Dalam suratnya kepada Ny Van Kol, tanggal 21 Juli 1902, Kartini juga menulis: “Saya bertekad dan berupaya memperbaiki citra Islam, yang selama ini kerap menjadi sasaran fitnah. Semoga kami mendapat rahmat, dapat bekerja membuat agama lain memandang Islam sebagai agama disukai.”
Lalu, dalam surat ke Ny Abendanon, bertanggal 1 Agustus 1903, Kartini menulis, “Ingin benar saya menggunakan gelar tertinggi, yaitu Hamba Allah.”

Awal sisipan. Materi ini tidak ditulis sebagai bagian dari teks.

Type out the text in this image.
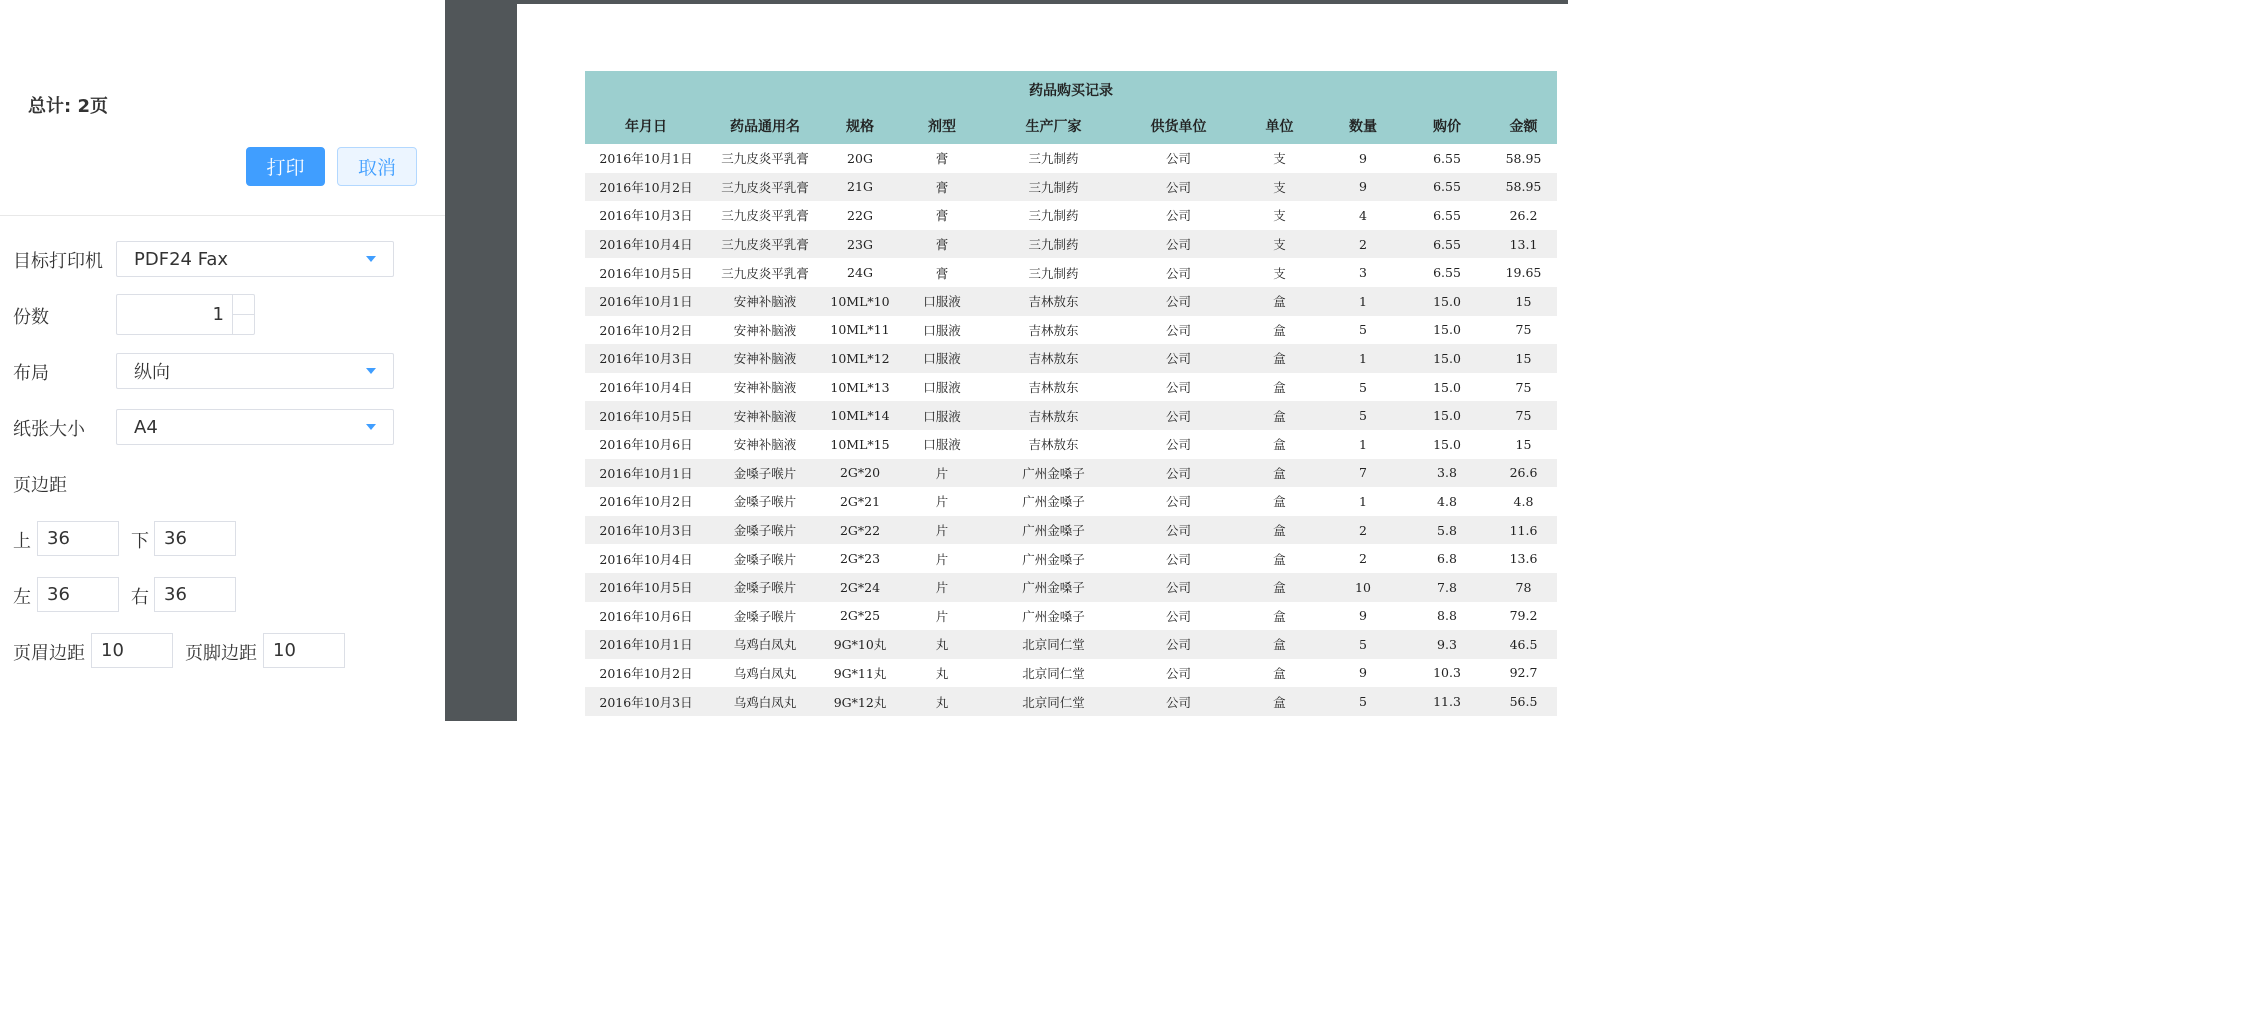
总计: 2页
打印	取消
目标打印机 PDF24 Fax
份数	1
布局	纵向
纸张大小	A4
页边距
上 36	下 36
左 36	右 36
页眉边距 10	页脚边距 10
药品购买记录
年月日	药品通用名	规格	剂型	生产厂家	供货单位	单位	数量	购价	金额
2016年10月1日	三九皮炎平乳膏	20G	膏	三九制药	公司	支	9	6.55	58.95
2016年10月2日	三九皮炎平乳膏	21G	膏	三九制药	公司	支	9	6.55	58.95
2016年10月3日	三九皮炎平乳膏	22G	膏	三九制药	公司	支	4	6.55	26.2
2016年10月4日	三九皮炎平乳膏	23G	膏	三九制药	公司	支	2	6.55	13.1
2016年10月5日	三九皮炎平乳膏	24G	膏	三九制药	公司	支	3	6.55	19.65
2016年10月1日	安神补脑液	10ML*10	口服液	吉林敖东	公司	盒	1	15.0	15
2016年10月2日	安神补脑液	10ML*11	口服液	吉林敖东	公司	盒	5	15.0	75
2016年10月3日	安神补脑液	10ML*12	口服液	吉林敖东	公司	盒	1	15.0	15
2016年10月4日	安神补脑液	10ML*13	口服液	吉林敖东	公司	盒	5	15.0	75
2016年10月5日	安神补脑液	10ML*14	口服液	吉林敖东	公司	盒	5	15.0	75
2016年10月6日	安神补脑液	10ML*15	口服液	吉林敖东	公司	盒	1	15.0	15
2016年10月1日	金嗓子喉片	2G*20	片	广州金嗓子	公司	盒	7	3.8	26.6
2016年10月2日	金嗓子喉片	2G*21	片	广州金嗓子	公司	盒	1	4.8	4.8
2016年10月3日	金嗓子喉片	2G*22	片	广州金嗓子	公司	盒	2	5.8	11.6
2016年10月4日	金嗓子喉片	2G*23	片	广州金嗓子	公司	盒	2	6.8	13.6
2016年10月5日	金嗓子喉片	2G*24	片	广州金嗓子	公司	盒	10	7.8	78
2016年10月6日	金嗓子喉片	2G*25	片	广州金嗓子	公司	盒	9	8.8	79.2
2016年10月1日	乌鸡白凤丸	9G*10丸	丸	北京同仁堂	公司	盒	5	9.3	46.5
2016年10月2日	乌鸡白凤丸	9G*11丸	丸	北京同仁堂	公司	盒	9	10.3	92.7
2016年10月3日	乌鸡白凤丸	9G*12丸	丸	北京同仁堂	公司	盒	5	11.3	56.5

Itulah transformasi pemikiran Kartini dalam menyikapi al-Qur’an. Bagi Kartini, mengerti ayat-ayat al-Qur’an bukan sekadar membacanya tapi benar-benar memahaminya merupakan hal yang sangat penting dalam bersikap pada keislamannya: minna dhulumati ilannur, dari kegelapan menuju terang benderang.